I’m still freaked out that my horse is secretly broken, though. Every tiny bobble and misstep scares me. I’m terrified I’m doing wrong by him somehow, that I will ruin him. So, I’m trying to take things in baby steps. Baby baby steps. I’ve launched Operation: Super-Stifle! and am walking him up and down the hills out back at least once a week. It’s something we can do even in this insane heatwave. (A couple weeks ago we had a heat advisory all week, with temps around 100 and insane humidity — so that was a week of a lot of baths and zero riding, which hasn’t helped the feeling that we’re woefully unprepared for anything right now.) This Sunday we’re going cross-country schooling at Steepleview. I’m prepared to quit the minute he starts feeling tired. I’m also using it to gauge whether or not to sign up for their recognized show over Labor Day weekend. Some moments I feel like it would be the most fun thing ever and we just have to go do it — and other moments I remember how showing leaves me wanting to vomit the entire week beforehand, and pretty much every moment during it that we aren’t running cross-country. Still, if I never show the nerves will never get better.

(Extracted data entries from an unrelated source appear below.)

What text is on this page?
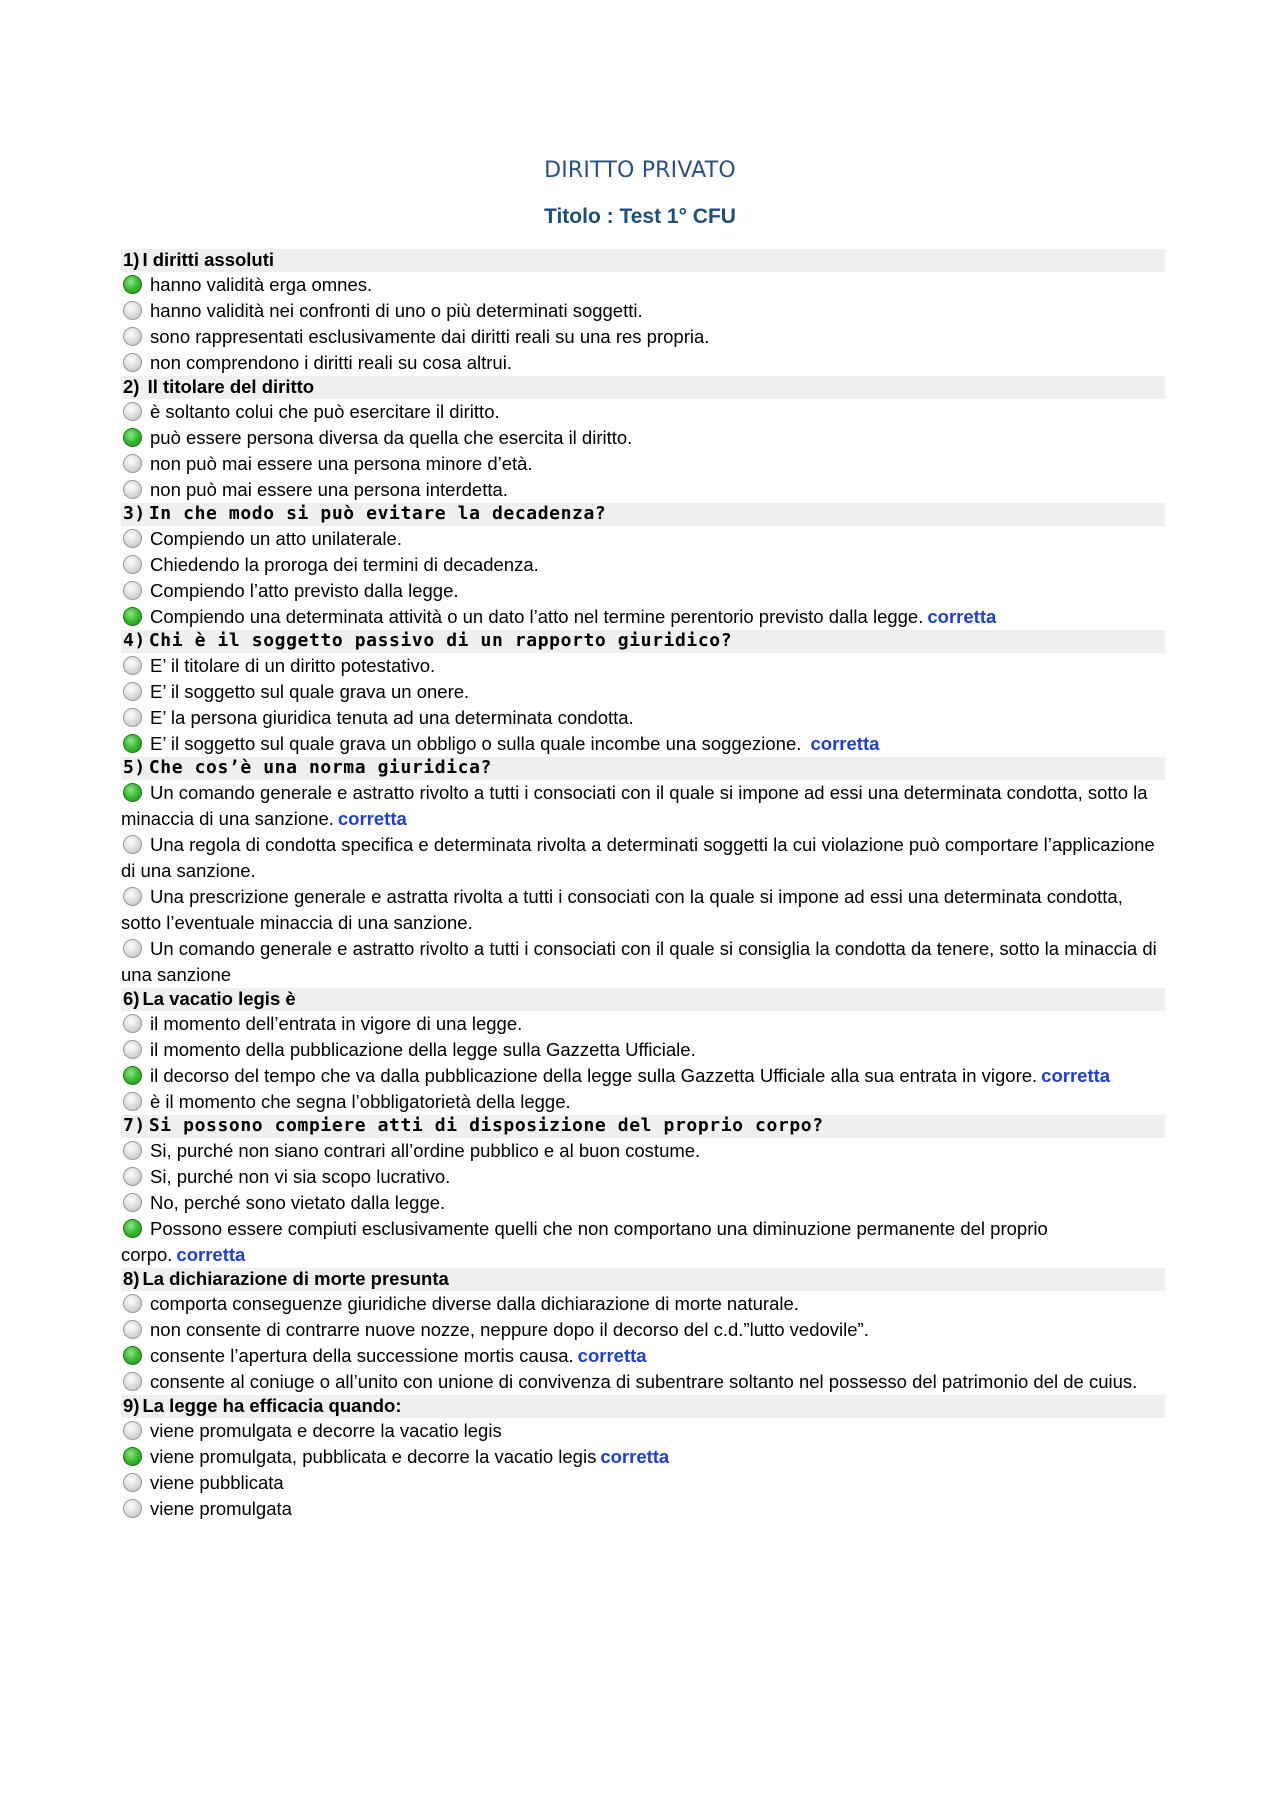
DIRITTO PRIVATO
Titolo : Test 1° CFU
1) I diritti assoluti
hanno validità erga omnes.
hanno validità nei confronti di uno o più determinati soggetti.
sono rappresentati esclusivamente dai diritti reali su una res propria.
non comprendono i diritti reali su cosa altrui.
2) Il titolare del diritto
è soltanto colui che può esercitare il diritto.
può essere persona diversa da quella che esercita il diritto.
non può mai essere una persona minore d’età.
non può mai essere una persona interdetta.
3) In che modo si può evitare la decadenza?
Compiendo un atto unilaterale.
Chiedendo la proroga dei termini di decadenza.
Compiendo l’atto previsto dalla legge.
Compiendo una determinata attività o un dato l’atto nel termine perentorio previsto dalla legge. corretta
4) Chi è il soggetto passivo di un rapporto giuridico?
E’ il titolare di un diritto potestativo.
E’ il soggetto sul quale grava un onere.
E’ la persona giuridica tenuta ad una determinata condotta.
E’ il soggetto sul quale grava un obbligo o sulla quale incombe una soggezione. corretta
5) Che cos’è una norma giuridica?
Un comando generale e astratto rivolto a tutti i consociati con il quale si impone ad essi una determinata condotta, sotto la minaccia di una sanzione. corretta
Una regola di condotta specifica e determinata rivolta a determinati soggetti la cui violazione può comportare l’applicazione di una sanzione.
Una prescrizione generale e astratta rivolta a tutti i consociati con la quale si impone ad essi una determinata condotta, sotto l’eventuale minaccia di una sanzione.
Un comando generale e astratto rivolto a tutti i consociati con il quale si consiglia la condotta da tenere, sotto la minaccia di una sanzione
6) La vacatio legis è
il momento dell’entrata in vigore di una legge.
il momento della pubblicazione della legge sulla Gazzetta Ufficiale.
il decorso del tempo che va dalla pubblicazione della legge sulla Gazzetta Ufficiale alla sua entrata in vigore. corretta
è il momento che segna l’obbligatorietà della legge.
7) Si possono compiere atti di disposizione del proprio corpo?
Si, purché non siano contrari all’ordine pubblico e al buon costume.
Si, purché non vi sia scopo lucrativo.
No, perché sono vietato dalla legge.
Possono essere compiuti esclusivamente quelli che non comportano una diminuzione permanente del proprio corpo. corretta
8) La dichiarazione di morte presunta
comporta conseguenze giuridiche diverse dalla dichiarazione di morte naturale.
non consente di contrarre nuove nozze, neppure dopo il decorso del c.d.”lutto vedovile”.
consente l’apertura della successione mortis causa. corretta
consente al coniuge o all’unito con unione di convivenza di subentrare soltanto nel possesso del patrimonio del de cuius.
9) La legge ha efficacia quando:
viene promulgata e decorre la vacatio legis
viene promulgata, pubblicata e decorre la vacatio legis corretta
viene pubblicata
viene promulgata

To that end I did a little ride-a-test schooling thing a few weeks ago at my barn. You could pick any test, ride it once for the judge, get feedback and a mini-lesson about how to improve that test immediately, then ride it again. I had the best score ever, and while I was tense I did not entirely lose my mind when we hit the ring, so it was an improvement. It helps that the judge was Jodi, who I used to train with. And she had some awesome advice for us, and some really concrete specific thing we should be working on. Namely: shoulder-fore at the canter, especially on the right lead. Do not let him trick me into hold his head up with the inside rein to that direction. Use the long walls instead of circles until he’s more balanced. We have not been doing this enough — I know it will help us enormously, and need to start busting it out now that the weather’s broken.

Okay, this was a really rambling catch-all, but I think I hit all the highlights of the last couple months. Oh! Except the saddle! I bought a dressage saddle. Update for another time.